When it comes to trance-inducing music, Morton Feldman (b. 1926, d. 1987) is the master, bringing this art to heights unknown. As a student of John Cage, he was always searching for a “pure” type of music, as “true” as possible, without the additions of theatre and manner and expression. If all the extras are put aside, what will stay? Perhaps only sound and time. The relation of sound and time to the human mind Feldman called “Basic Memory.” Any kind of musical understanding works by memory. When comparing two similar things, the first one will be purely unknown, thus alien and disconnected. But as soon as we hear the second thing, we remember the first. Our mind connects both and makes some sort of a “mind map“.
According to Feldman, this happens all the time. Every time something happens, we correlate and create a kind of acoustical orientation that allows us to navigate ourselves through the world of music.
For Feldman, creating this connection was more important than discussing it. When listening to his music, we can hear different sound modules, always highly refined, very much alive, repeating themselves over and over again … yet at the same time always changing slightly. Think of it like the leaves of a tree – from afar they all look the same, but when viewed up close, every single leaf is unique.
Morton Feldman’s music is to be played extremely softly. Staying within this unbroken, timeless softness can create a very powerful sensation of being one with silence. It is a journey through memory and time, inviting us to observe and experience sound and repetition from within.
“Patterns In A Chromatic Field“ (written 1981) is a typical Feldman composition.

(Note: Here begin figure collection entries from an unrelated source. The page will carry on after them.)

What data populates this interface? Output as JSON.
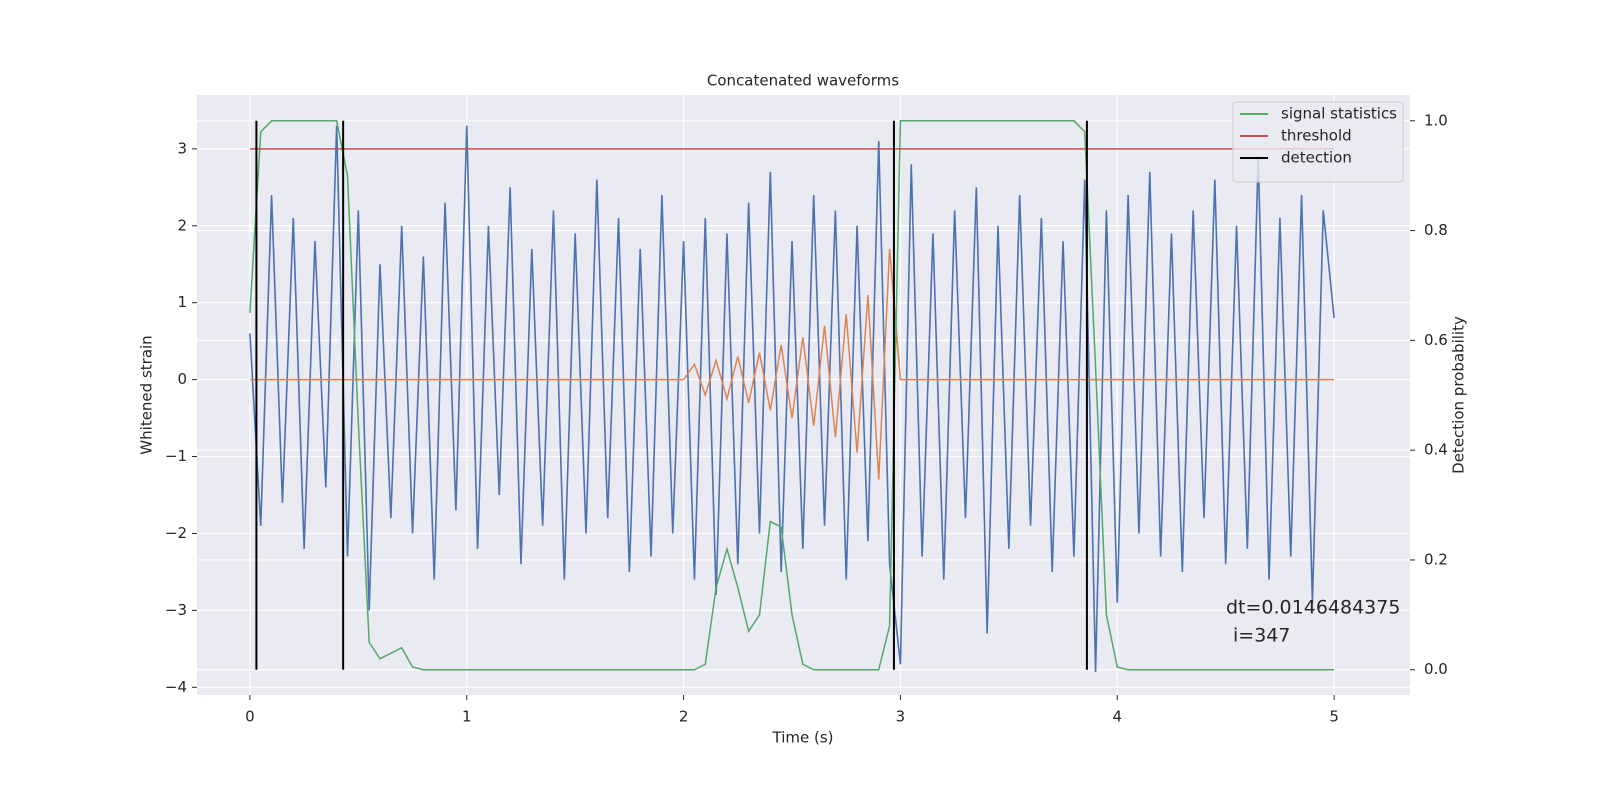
{
  "chart_data": {
    "type": "line",
    "title": "Concatenated waveforms",
    "xlabel": "Time (s)",
    "ylabel": "Whitened strain",
    "y2label": "Detection probability",
    "grid": true,
    "legend": "upper right",
    "xlim": [
      -0.244,
      5.35
    ],
    "xticks": [
      0,
      1,
      2,
      3,
      4,
      5
    ],
    "ylim": [
      -4.1,
      3.7
    ],
    "yticks": [
      {
        "value": -4,
        "label": "−4"
      },
      {
        "value": -3,
        "label": "−3"
      },
      {
        "value": -2,
        "label": "−2"
      },
      {
        "value": -1,
        "label": "−1"
      },
      0,
      1,
      2,
      3
    ],
    "y2lim": [
      -0.046,
      1.047
    ],
    "y2ticks": [
      {
        "value": 0,
        "label": "0.0"
      },
      {
        "value": 0.2,
        "label": "0.2"
      },
      {
        "value": 0.4,
        "label": "0.4"
      },
      {
        "value": 0.6,
        "label": "0.6"
      },
      {
        "value": 0.8,
        "label": "0.8"
      },
      {
        "value": 1,
        "label": "1.0"
      }
    ],
    "x": [
      0,
      0.05,
      0.1,
      0.15,
      0.2,
      0.25,
      0.3,
      0.35,
      0.4,
      0.45,
      0.5,
      0.55,
      0.6,
      0.65,
      0.7,
      0.75,
      0.8,
      0.85,
      0.9,
      0.95,
      1,
      1.05,
      1.1,
      1.15,
      1.2,
      1.25,
      1.3,
      1.35,
      1.4,
      1.45,
      1.5,
      1.55,
      1.6,
      1.65,
      1.7,
      1.75,
      1.8,
      1.85,
      1.9,
      1.95,
      2,
      2.05,
      2.1,
      2.15,
      2.2,
      2.25,
      2.3,
      2.35,
      2.4,
      2.45,
      2.5,
      2.55,
      2.6,
      2.65,
      2.7,
      2.75,
      2.8,
      2.85,
      2.9,
      2.95,
      3,
      3.05,
      3.1,
      3.15,
      3.2,
      3.25,
      3.3,
      3.35,
      3.4,
      3.45,
      3.5,
      3.55,
      3.6,
      3.65,
      3.7,
      3.75,
      3.8,
      3.85,
      3.9,
      3.95,
      4,
      4.05,
      4.1,
      4.15,
      4.2,
      4.25,
      4.3,
      4.35,
      4.4,
      4.45,
      4.5,
      4.55,
      4.6,
      4.65,
      4.7,
      4.75,
      4.8,
      4.85,
      4.9,
      4.95,
      5
    ],
    "series": [
      {
        "color": "#4c72b0",
        "values": [
          0.6,
          -1.9,
          2.4,
          -1.6,
          2.1,
          -2.2,
          1.8,
          -1.4,
          3.3,
          -2.3,
          2.2,
          -3.0,
          1.5,
          -1.8,
          2.0,
          -2.0,
          1.6,
          -2.6,
          2.3,
          -1.7,
          3.3,
          -2.2,
          2.0,
          -1.5,
          2.5,
          -2.4,
          1.7,
          -1.9,
          2.2,
          -2.6,
          1.9,
          -2.0,
          2.6,
          -1.8,
          2.1,
          -2.5,
          1.7,
          -2.3,
          2.4,
          -2.0,
          1.8,
          -2.6,
          2.1,
          -2.8,
          1.9,
          -2.4,
          2.3,
          -2.0,
          2.7,
          -2.5,
          1.8,
          -2.2,
          2.4,
          -1.9,
          2.2,
          -2.6,
          2.0,
          -2.1,
          3.1,
          -2.4,
          -3.7,
          2.8,
          -2.3,
          1.9,
          -2.6,
          2.2,
          -1.8,
          2.5,
          -3.3,
          2.0,
          -2.2,
          2.4,
          -1.9,
          2.1,
          -2.5,
          1.8,
          -2.3,
          2.6,
          -3.8,
          2.2,
          -2.9,
          2.4,
          -2.0,
          2.7,
          -2.3,
          1.9,
          -2.5,
          2.2,
          -1.8,
          2.6,
          -2.4,
          2.0,
          -2.2,
          2.9,
          -2.6,
          2.1,
          -2.3,
          2.4,
          -2.9,
          2.2,
          0.8
        ]
      },
      {
        "color": "#dd8452",
        "values": [
          0,
          0,
          0,
          0,
          0,
          0,
          0,
          0,
          0,
          0,
          0,
          0,
          0,
          0,
          0,
          0,
          0,
          0,
          0,
          0,
          0,
          0,
          0,
          0,
          0,
          0,
          0,
          0,
          0,
          0,
          0,
          0,
          0,
          0,
          0,
          0,
          0,
          0,
          0,
          0,
          0,
          0.2,
          -0.2,
          0.25,
          -0.25,
          0.3,
          -0.3,
          0.35,
          -0.4,
          0.45,
          -0.5,
          0.55,
          -0.6,
          0.7,
          -0.75,
          0.85,
          -0.95,
          1.1,
          -1.3,
          1.7,
          0,
          0,
          0,
          0,
          0,
          0,
          0,
          0,
          0,
          0,
          0,
          0,
          0,
          0,
          0,
          0,
          0,
          0,
          0,
          0,
          0,
          0,
          0,
          0,
          0,
          0,
          0,
          0,
          0,
          0,
          0,
          0,
          0,
          0,
          0,
          0,
          0,
          0,
          0,
          0,
          0
        ]
      },
      {
        "name": "signal statistics",
        "color": "#55a868",
        "axis": "y2",
        "values": [
          0.65,
          0.98,
          1,
          1,
          1,
          1,
          1,
          1,
          1,
          0.9,
          0.45,
          0.05,
          0.02,
          0.03,
          0.04,
          0.005,
          0,
          0,
          0,
          0,
          0,
          0,
          0,
          0,
          0,
          0,
          0,
          0,
          0,
          0,
          0,
          0,
          0,
          0,
          0,
          0,
          0,
          0,
          0,
          0,
          0,
          0,
          0.01,
          0.15,
          0.22,
          0.15,
          0.07,
          0.1,
          0.27,
          0.26,
          0.1,
          0.01,
          0,
          0,
          0,
          0,
          0,
          0,
          0,
          0.08,
          1,
          1,
          1,
          1,
          1,
          1,
          1,
          1,
          1,
          1,
          1,
          1,
          1,
          1,
          1,
          1,
          1,
          0.98,
          0.55,
          0.1,
          0.005,
          0,
          0,
          0,
          0,
          0,
          0,
          0,
          0,
          0,
          0,
          0,
          0,
          0,
          0,
          0,
          0,
          0,
          0,
          0,
          0
        ]
      }
    ],
    "hlines": [
      {
        "name": "threshold",
        "color": "#c44e52",
        "y": 3,
        "xmin": 0,
        "xmax": 5
      }
    ],
    "vlines": [
      {
        "name": "detection",
        "color": "#000000",
        "axis": "y2",
        "x": [
          0.03,
          0.43,
          2.97,
          3.86
        ],
        "ymin": 0,
        "ymax": 1
      }
    ],
    "annotations": [
      "dt=0.0146484375",
      "i=347"
    ]
  }
}
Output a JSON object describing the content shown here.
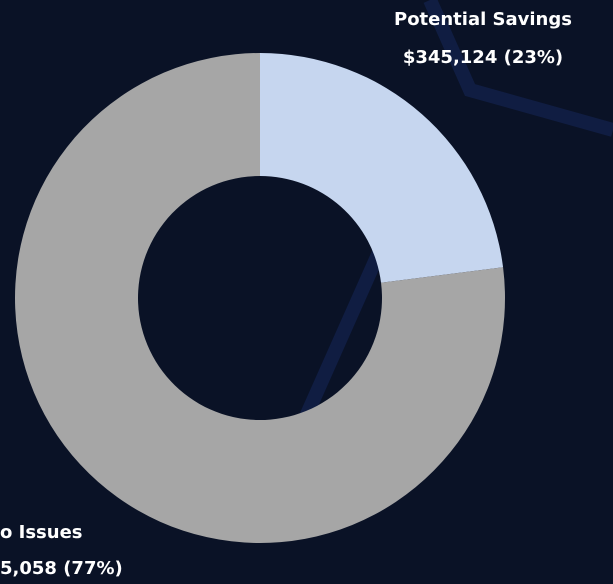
{
  "chart_data": {
    "type": "donut",
    "categories": [
      "Potential Savings",
      "o Issues"
    ],
    "values": [
      23,
      77
    ],
    "value_labels": [
      "$345,124 (23%)",
      "5,058 (77%)"
    ],
    "colors": [
      "#c6d6ef",
      "#a6a6a6"
    ]
  }
}
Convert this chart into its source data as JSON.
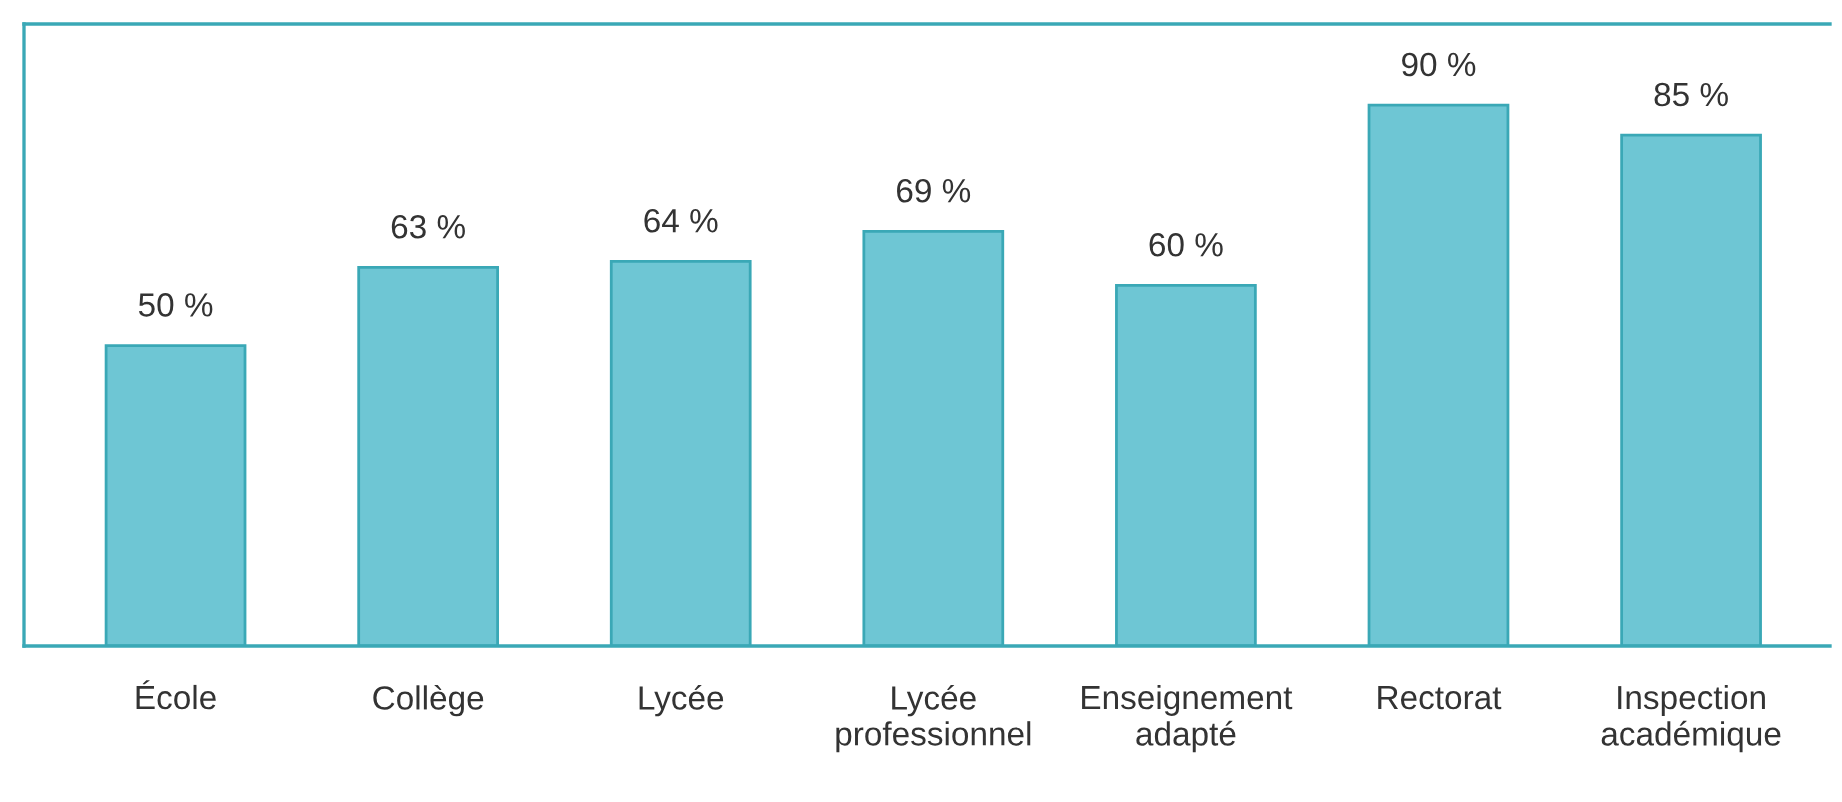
{
  "chart_data": {
    "type": "bar",
    "categories": [
      "École",
      "Collège",
      "Lycée",
      "Lycée\nprofessionnel",
      "Enseignement\nadapté",
      "Rectorat",
      "Inspection\nacadémique"
    ],
    "values": [
      50,
      63,
      64,
      69,
      60,
      90,
      85
    ],
    "value_labels": [
      "50 %",
      "63 %",
      "64 %",
      "69 %",
      "60 %",
      "90 %",
      "85 %"
    ],
    "color": "#6ec6d4",
    "grid": false,
    "legend": false
  }
}
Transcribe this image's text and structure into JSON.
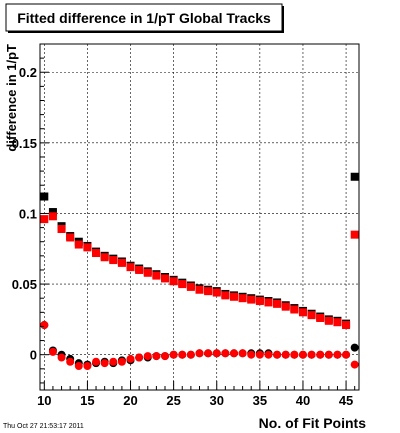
{
  "chart_data": {
    "type": "scatter",
    "title": "Fitted difference in 1/pT  Global Tracks",
    "xlabel": "No. of Fit Points",
    "ylabel": "difference in 1/pT",
    "timestamp": "Thu Oct 27 21:53:17 2011",
    "xlim": [
      9.5,
      46.5
    ],
    "ylim": [
      -0.025,
      0.22
    ],
    "grid": true,
    "x_ticks": [
      10,
      15,
      20,
      25,
      30,
      35,
      40,
      45
    ],
    "x_tick_labels": [
      "10",
      "15",
      "20",
      "25",
      "30",
      "35",
      "40",
      "45"
    ],
    "y_ticks": [
      0,
      0.05,
      0.1,
      0.15,
      0.2
    ],
    "y_tick_labels": [
      "0",
      "0.05",
      "0.1",
      "0.15",
      "0.2"
    ],
    "series": [
      {
        "marker": "square",
        "color": "#000000",
        "x": [
          10,
          11,
          12,
          13,
          14,
          15,
          16,
          17,
          18,
          19,
          20,
          21,
          22,
          23,
          24,
          25,
          26,
          27,
          28,
          29,
          30,
          31,
          32,
          33,
          34,
          35,
          36,
          37,
          38,
          39,
          40,
          41,
          42,
          43,
          44,
          45,
          46
        ],
        "y": [
          0.112,
          0.101,
          0.091,
          0.084,
          0.08,
          0.077,
          0.073,
          0.07,
          0.068,
          0.066,
          0.063,
          0.061,
          0.059,
          0.057,
          0.055,
          0.053,
          0.051,
          0.049,
          0.047,
          0.046,
          0.045,
          0.043,
          0.042,
          0.041,
          0.04,
          0.039,
          0.038,
          0.037,
          0.035,
          0.033,
          0.031,
          0.029,
          0.027,
          0.025,
          0.024,
          0.022,
          0.126
        ]
      },
      {
        "marker": "square",
        "color": "#ff0000",
        "x": [
          10,
          11,
          12,
          13,
          14,
          15,
          16,
          17,
          18,
          19,
          20,
          21,
          22,
          23,
          24,
          25,
          26,
          27,
          28,
          29,
          30,
          31,
          32,
          33,
          34,
          35,
          36,
          37,
          38,
          39,
          40,
          41,
          42,
          43,
          44,
          45,
          46
        ],
        "y": [
          0.096,
          0.098,
          0.089,
          0.083,
          0.078,
          0.076,
          0.072,
          0.069,
          0.067,
          0.065,
          0.062,
          0.06,
          0.058,
          0.056,
          0.054,
          0.052,
          0.05,
          0.048,
          0.046,
          0.045,
          0.044,
          0.042,
          0.041,
          0.04,
          0.039,
          0.038,
          0.037,
          0.036,
          0.034,
          0.032,
          0.03,
          0.028,
          0.026,
          0.024,
          0.023,
          0.021,
          0.085
        ]
      },
      {
        "marker": "circle",
        "color": "#000000",
        "x": [
          10,
          11,
          12,
          13,
          14,
          15,
          16,
          17,
          18,
          19,
          20,
          21,
          22,
          23,
          24,
          25,
          26,
          27,
          28,
          29,
          30,
          31,
          32,
          33,
          34,
          35,
          36,
          37,
          38,
          39,
          40,
          41,
          42,
          43,
          44,
          45,
          46
        ],
        "y": [
          0.021,
          0.003,
          0.0,
          -0.003,
          -0.006,
          -0.007,
          -0.006,
          -0.005,
          -0.006,
          -0.004,
          -0.004,
          -0.002,
          -0.002,
          -0.001,
          -0.001,
          0.0,
          0.0,
          0.0,
          0.001,
          0.001,
          0.001,
          0.001,
          0.001,
          0.001,
          0.001,
          0.001,
          0.001,
          0.0,
          0.0,
          0.0,
          0.0,
          0.0,
          0.0,
          0.0,
          0.0,
          0.0,
          0.005
        ]
      },
      {
        "marker": "circle",
        "color": "#ff0000",
        "x": [
          10,
          11,
          12,
          13,
          14,
          15,
          16,
          17,
          18,
          19,
          20,
          21,
          22,
          23,
          24,
          25,
          26,
          27,
          28,
          29,
          30,
          31,
          32,
          33,
          34,
          35,
          36,
          37,
          38,
          39,
          40,
          41,
          42,
          43,
          44,
          45,
          46
        ],
        "y": [
          0.021,
          0.002,
          -0.002,
          -0.005,
          -0.008,
          -0.008,
          -0.005,
          -0.006,
          -0.005,
          -0.005,
          -0.003,
          -0.002,
          -0.001,
          -0.001,
          -0.001,
          0.0,
          0.0,
          0.0,
          0.001,
          0.001,
          0.001,
          0.001,
          0.001,
          0.001,
          0.0,
          0.0,
          0.0,
          0.0,
          0.0,
          0.0,
          0.0,
          0.0,
          0.0,
          0.0,
          0.0,
          0.0,
          -0.007
        ]
      }
    ]
  }
}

For those who prefer to operate within traditional time keeping, throughout one-and-a-half hours, cello and piano are constantly merging into a web made of repetitive sound modules, slowly sliding from one sound world into another time world. “Patterns In A Chromatic Field“ has no beginning and no end. It probably always was there and was suddenly discovered! It is a music that doesn’t need to be created. We just need to let it happen. In our western world, this concept is hard to understand. We are raised and taught to do things. We struggle with the idea of just let things be, and let them happen naturally. But exactly this is what the music of Morton Feldman is like – it doesn’t want anything, it doesn’t do anything, it just happens to be as it is.
It’s no secret that the position of the body massively determines the outcome of any experience. By lying down instead of sitting, the body can relax more quickly. Our mind becomes open and more receptive. This way of listening enables us to “fall into the sound“. It is a way of listening by not so much judging or analysing but rather observing and experiencing. In a sense, we are a part of the musical installation.
Morton Feldman’s music will not be made — it simply is.